Minister for Education and Skills Joe McHugh launched a project on Thursday.
He was joined at Maynooth University by Ireland soccer international Amber Barrett, a history and English teacher in Beneavin College in Dublin, and Ireland rugby captain Ciara Griffin, a primary teacher in CBS Tralee, along with Peter Kelly, Kildare footballer and teacher in St Patrick’s Boys School in Rathangan.
The PE as Gaeilge project will run as a pilot, using the CLIL methodology in primary and post-primary schools with the project expanding over the three years.
Mr McHugh said: “We must be ambitious in our approach to the language and how it is taught and endeavour to make it relevant to the next generation and instil a love of the language.
“Initiatives like this will help to take learning out of the classroom, to make it as simple as possible for children to use and improve their Irish in a fun and everyday way.

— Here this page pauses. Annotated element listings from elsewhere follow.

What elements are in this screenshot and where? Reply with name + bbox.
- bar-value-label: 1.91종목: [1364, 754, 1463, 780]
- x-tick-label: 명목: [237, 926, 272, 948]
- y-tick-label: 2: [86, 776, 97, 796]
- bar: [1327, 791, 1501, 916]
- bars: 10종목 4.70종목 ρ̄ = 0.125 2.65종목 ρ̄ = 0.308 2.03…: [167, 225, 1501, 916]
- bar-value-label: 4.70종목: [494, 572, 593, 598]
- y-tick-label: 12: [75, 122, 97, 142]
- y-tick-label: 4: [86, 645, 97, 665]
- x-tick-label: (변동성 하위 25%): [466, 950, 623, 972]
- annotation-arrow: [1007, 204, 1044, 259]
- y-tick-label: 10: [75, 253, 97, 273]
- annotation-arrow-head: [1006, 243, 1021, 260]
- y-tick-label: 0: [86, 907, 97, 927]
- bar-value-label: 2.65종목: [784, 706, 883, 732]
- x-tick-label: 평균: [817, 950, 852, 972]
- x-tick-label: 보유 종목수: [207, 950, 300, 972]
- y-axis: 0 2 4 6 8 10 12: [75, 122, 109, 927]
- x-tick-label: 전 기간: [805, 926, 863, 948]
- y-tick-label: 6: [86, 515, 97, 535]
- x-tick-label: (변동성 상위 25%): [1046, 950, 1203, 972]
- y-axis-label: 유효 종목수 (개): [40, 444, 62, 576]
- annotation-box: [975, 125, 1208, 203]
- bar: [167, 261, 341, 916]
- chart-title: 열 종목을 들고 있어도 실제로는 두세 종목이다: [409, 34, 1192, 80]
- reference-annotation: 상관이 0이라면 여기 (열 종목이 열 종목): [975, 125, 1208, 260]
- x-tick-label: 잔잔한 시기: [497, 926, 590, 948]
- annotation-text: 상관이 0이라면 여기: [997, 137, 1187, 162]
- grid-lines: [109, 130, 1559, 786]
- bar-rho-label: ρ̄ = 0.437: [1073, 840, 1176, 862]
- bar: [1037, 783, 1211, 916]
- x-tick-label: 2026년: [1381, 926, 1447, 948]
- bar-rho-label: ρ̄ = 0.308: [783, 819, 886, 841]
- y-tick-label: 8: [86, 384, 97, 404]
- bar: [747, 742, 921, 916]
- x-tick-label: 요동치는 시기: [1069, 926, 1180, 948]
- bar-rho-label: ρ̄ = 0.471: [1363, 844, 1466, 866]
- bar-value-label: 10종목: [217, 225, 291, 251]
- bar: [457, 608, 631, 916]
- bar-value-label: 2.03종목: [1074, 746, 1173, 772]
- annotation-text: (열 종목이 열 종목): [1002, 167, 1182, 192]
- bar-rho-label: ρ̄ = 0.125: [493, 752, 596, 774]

“We are also combining all those other benefits that come with PE – it is good for the mind and body and wellbeing.”
As part of the launch, Mikaila Greenan and Colm Keane, who have just completed teacher education degrees at Maynooth University Froebel Department and undertook CLIL research, demonstrated PE as Gaeilge lessons with 4th class pupils of English-medium primary school Scoil San Carlo in Leixlip.
Mr McHugh said: “We hope that the project will see more and more children adopt Irish naturally when they are talking, playing and communicating in real contexts beyond the classroom.”
Tony Sweeney, from Maynooth University, said: “We welcome CLIL as a dual-focused approach in which Gaeilge is used meaningfully in the teaching and learning in quality Physical Education lessons.
“Froebel Department’s student teachers at Maynooth University have been successfully employing this approach on a cross-curricular basis during their primary school placements in recent years.”